While it’s true that network engineers and operators aren’t necessarily going to become app developers, it’s also true that most network professionals have been developing and using scripting for longer than DevOps or SDN has been a “thing” to be adopted.
Just about every network professional has at their fingertips (literally and figuratively) a toolbox of scripts they use to manage the various network devices and systems for which they are responsible. These are rarely documented anywhere and, truth be told, are often written using the networking pro's language of choice. Which may not be the same as the networker in the next cube, or the next cube, or that other cube, over there.
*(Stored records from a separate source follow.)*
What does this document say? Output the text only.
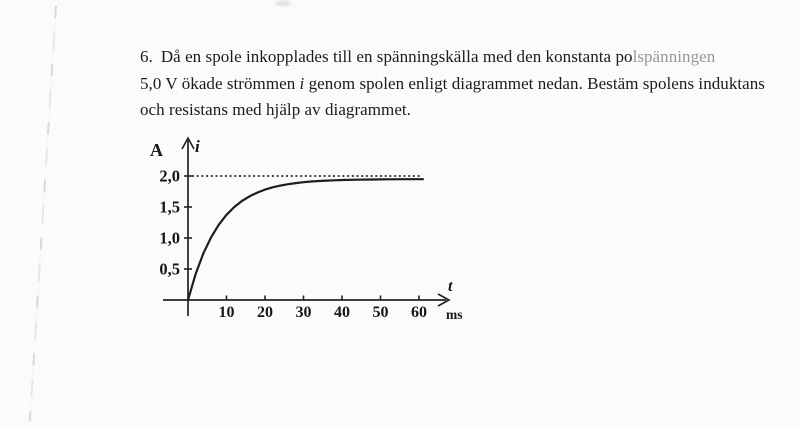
6. Då en spole inkopplades till en spänningskälla med den konstanta polspänningen

5,0 V ökade strömmen i genom spolen enligt diagrammet nedan. Bestäm spolens induktans

och resistans med hjälp av diagrammet.

0,5
1,0
1,5
2,0
10 20 30 40 50 60
A i
t
ms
At the same time, enterprise organizations tend to force standardization of languages on developers. They also use coding standards and perform code reviews that are designed to not only enforce those standards, but to catch errors before they’re pushed into production. Network engineers, it’s likely fair to say, are not subjected to code reviews nor are they required to follow coding standards.
They should be.
Now, before you gesture angrily at the screen or utter a profanity a sailor would be proud of, let me say that standards and reviews are important. In fact, the 2014 State of Code Reviews Survey (yes, there is such a thing) noted that the top benefits of code reviews are improved quality (84%), ability to mentor less-tenured developers (62%), and enhanced maintainability of code (61%).
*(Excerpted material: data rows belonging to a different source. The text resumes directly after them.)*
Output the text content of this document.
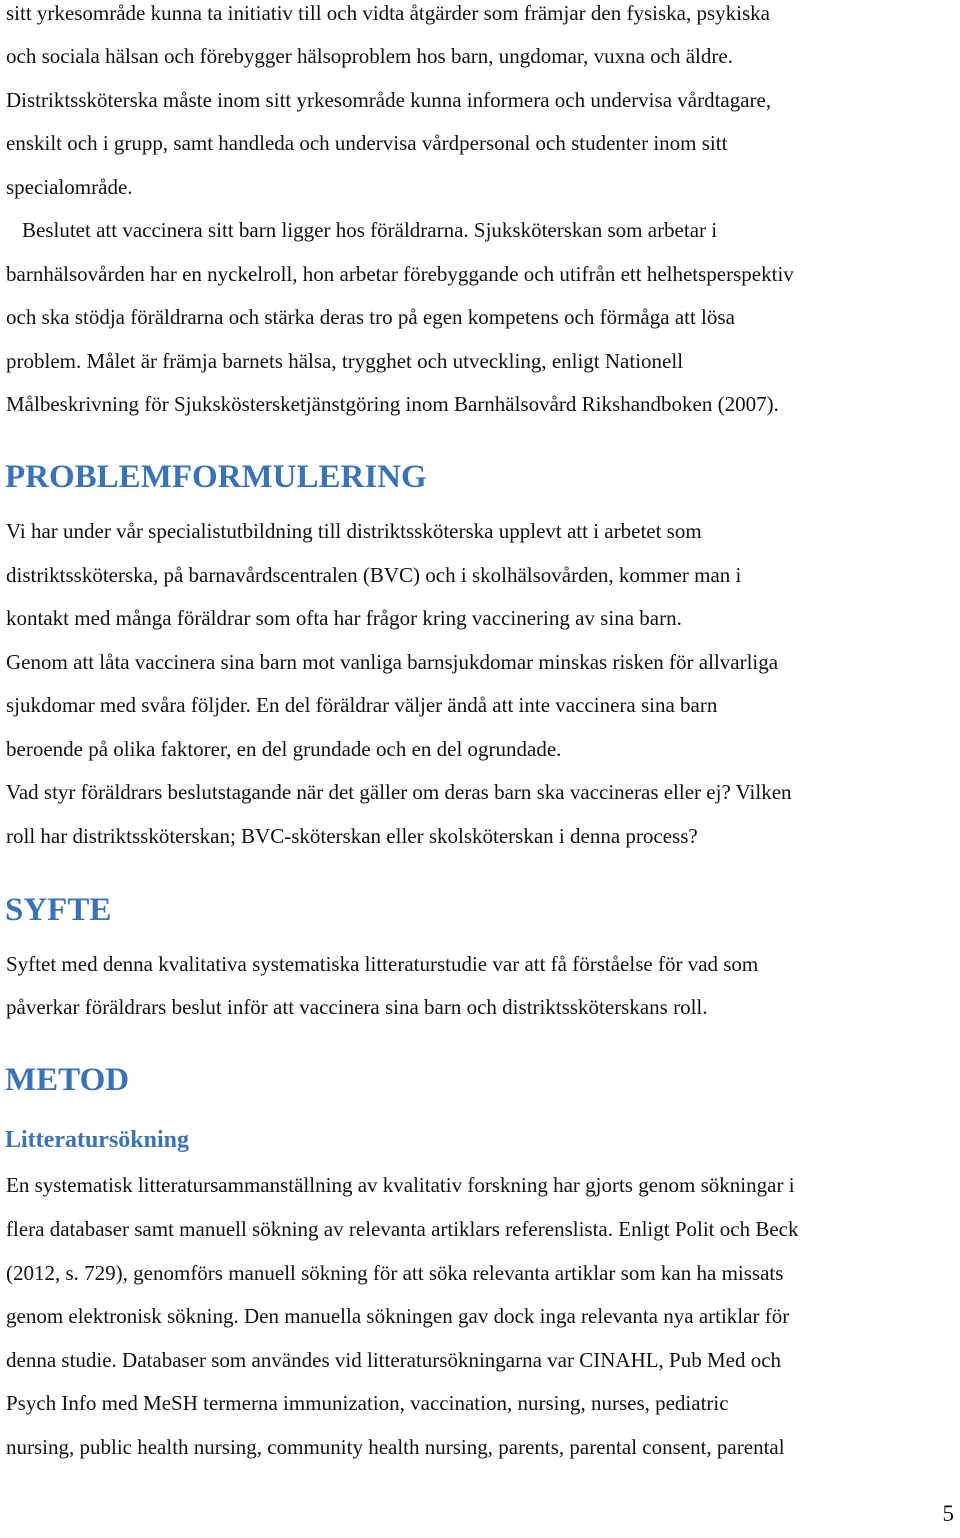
sitt yrkesområde kunna ta initiativ till och vidta åtgärder som främjar den fysiska, psykiska
och sociala hälsan och förebygger hälsoproblem hos barn, ungdomar, vuxna och äldre.
Distriktssköterska måste inom sitt yrkesområde kunna informera och undervisa vårdtagare,
enskilt och i grupp, samt handleda och undervisa vårdpersonal och studenter inom sitt
specialområde.
Beslutet att vaccinera sitt barn ligger hos föräldrarna. Sjuksköterskan som arbetar i
barnhälsovården har en nyckelroll, hon arbetar förebyggande och utifrån ett helhetsperspektiv
och ska stödja föräldrarna och stärka deras tro på egen kompetens och förmåga att lösa
problem. Målet är främja barnets hälsa, trygghet och utveckling, enligt Nationell
Målbeskrivning för Sjuksköstersketjänstgöring inom Barnhälsovård Rikshandboken (2007).
PROBLEMFORMULERING
Vi har under vår specialistutbildning till distriktssköterska upplevt att i arbetet som
distriktssköterska, på barnavårdscentralen (BVC) och i skolhälsovården, kommer man i
kontakt med många föräldrar som ofta har frågor kring vaccinering av sina barn.
Genom att låta vaccinera sina barn mot vanliga barnsjukdomar minskas risken för allvarliga
sjukdomar med svåra följder. En del föräldrar väljer ändå att inte vaccinera sina barn
beroende på olika faktorer, en del grundade och en del ogrundade.
Vad styr föräldrars beslutstagande när det gäller om deras barn ska vaccineras eller ej? Vilken
roll har distriktssköterskan; BVC-sköterskan eller skolsköterskan i denna process?
SYFTE
Syftet med denna kvalitativa systematiska litteraturstudie var att få förståelse för vad som
påverkar föräldrars beslut inför att vaccinera sina barn och distriktssköterskans roll.
METOD
Litteratursökning
En systematisk litteratursammanställning av kvalitativ forskning har gjorts genom sökningar i
flera databaser samt manuell sökning av relevanta artiklars referenslista. Enligt Polit och Beck
(2012, s. 729), genomförs manuell sökning för att söka relevanta artiklar som kan ha missats
genom elektronisk sökning. Den manuella sökningen gav dock inga relevanta nya artiklar för
denna studie. Databaser som användes vid litteratursökningarna var CINAHL, Pub Med och
Psych Info med MeSH termerna immunization, vaccination, nursing, nurses, pediatric
nursing, public health nursing, community health nursing, parents, parental consent, parental
5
Read that list again, but this time replace “code” with “scripts” and “developers” with “network engineers.” Go ahead, I’ll wait.
It’s a nearly foregone conclusion that if the business (and by extension, the data center and the network) is going to scale in this modern, application-driven world, that automation and orchestration is a requirement. Not a nice to have, but a basic requirement. Certainly today both SDN and DevOps can operationalize deployment of network services and lead to lower operating costs, but that’s necessary in order to avoid skyrocketing costs in the future. The foundation of tomorrow has to be laid today, and that foundation is an agile, automated network service deployment strategy.
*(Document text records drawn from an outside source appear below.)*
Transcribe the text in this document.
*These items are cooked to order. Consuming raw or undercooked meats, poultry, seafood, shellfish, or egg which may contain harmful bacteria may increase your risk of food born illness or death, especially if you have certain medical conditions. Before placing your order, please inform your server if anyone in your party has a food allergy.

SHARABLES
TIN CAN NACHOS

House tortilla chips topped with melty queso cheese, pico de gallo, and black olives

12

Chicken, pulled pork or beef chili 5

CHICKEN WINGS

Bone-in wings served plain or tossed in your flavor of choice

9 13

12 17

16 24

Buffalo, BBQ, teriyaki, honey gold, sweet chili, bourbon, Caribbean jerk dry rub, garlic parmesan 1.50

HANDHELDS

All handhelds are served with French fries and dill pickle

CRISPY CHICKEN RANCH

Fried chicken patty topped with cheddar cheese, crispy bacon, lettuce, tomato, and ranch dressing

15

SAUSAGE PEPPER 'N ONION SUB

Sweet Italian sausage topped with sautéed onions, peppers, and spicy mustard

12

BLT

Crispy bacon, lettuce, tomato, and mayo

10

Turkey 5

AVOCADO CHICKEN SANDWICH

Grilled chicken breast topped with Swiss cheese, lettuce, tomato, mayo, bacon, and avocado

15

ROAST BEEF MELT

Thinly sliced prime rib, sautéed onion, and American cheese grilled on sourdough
To achieve that without introducing chaos -- and thus a ton of architectural and technical debt that can constrain business growth and innovation -- there’s going to need to be more standardization of the scripting and systems used to automate and orchestrate the entire network stack. That means approaching these tools and toolsets with an eye toward consistency, which ultimately means there needs to be standards. And the way standards are enforced in code (whether formal or not) is through code reviews.
IT leaders, particularly those in areas that will be more affected by automation and orchestration -- operations and the network, initially -- should start an initiative now to catalog and understand the current skill sets with respect to scripting and systems used by engineers, architects, and operators in those IT groups. Once the current landscape is understood, a strategy for standardization can be formulated, including migrating those scripts and systems that may be implemented in non-standard languages.
And after that? It’s time for formal code reviews of existing scripts and a process for reviewing future ones.
The reality is that development methodologies and toolsets and frameworks like APIs and languages are rapidly becoming the mainstay for network operationalization. While it’s certainly pleasing to reap the benefits of efficiency and agility from taking advantage of the tools of their trade, it’s also important that network engineers adopt more of the culture and processes used to govern the use of those tools to ensure success and enable growth.